The netbook only debuted five years ago, but, caught in between PCs and tablets, there isn't room for them in the market anymore. Asustek and Acer, the last of the major netbook manufacturers, announced they will stop producing them this year. Samsung, HP and others have already dumped netbooks.
“Despite the popularity of netbooks, they didn’t really offer many advantages over laptops to consumers," noted Yankee Group research VP Carl Howe, commenting on a Guardian article. "While they had a slightly smaller form factor and a low price tag, they still burdened consumers with driver updates, antivirus needs, mouse-based interfaces and slow boot times. Further, most netbooks were woefully underpowered for doing anything but the most basic operations."
The netbook still had life as of September, when Acer said it would keep netbooks in its lineup – but the company changed its mind, joining the other manufacturers who realized that there was little point in pursuing success with the devices any further.

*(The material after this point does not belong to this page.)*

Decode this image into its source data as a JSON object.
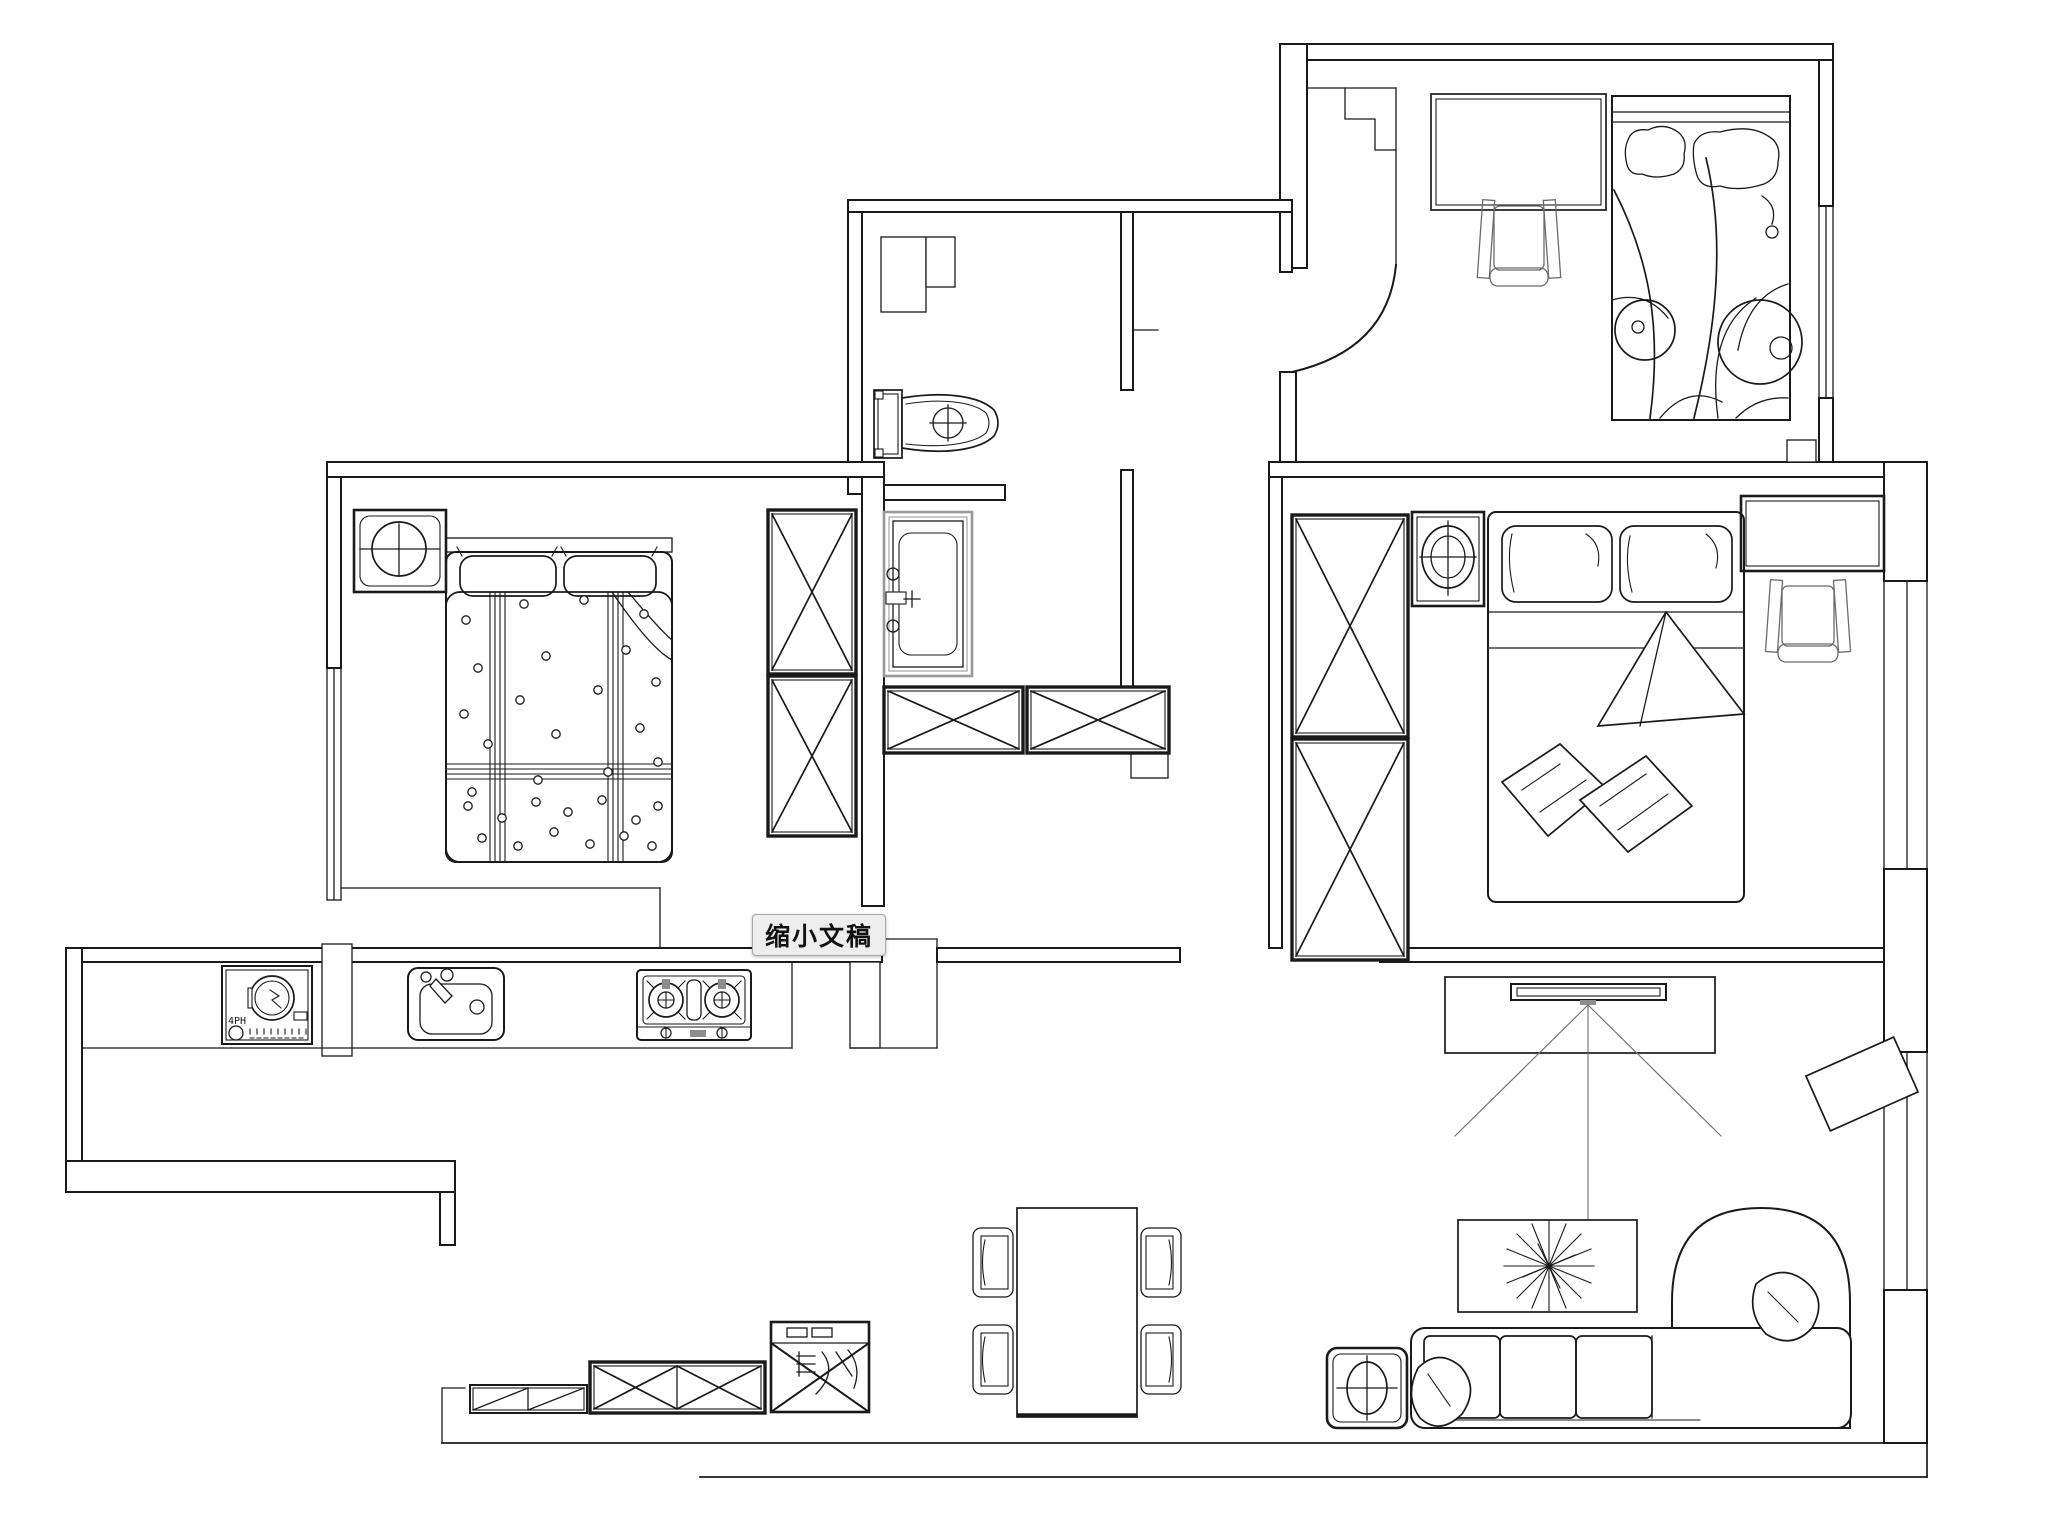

"When consumers started comparing the netbook experience with the near-effortless use of touch-based tablets such as Apple’s iPad, they just stopped buying netbooks for anything other than hardcore PC applications," Howe added. "As tablet apps and cloud services replace many of the functions that used to require a PC during 2013, netbook manufacturers can expect netbook sales to dry up. We should [not] be surprised that these netbook makers don’t plan to make products that aren’t in demand."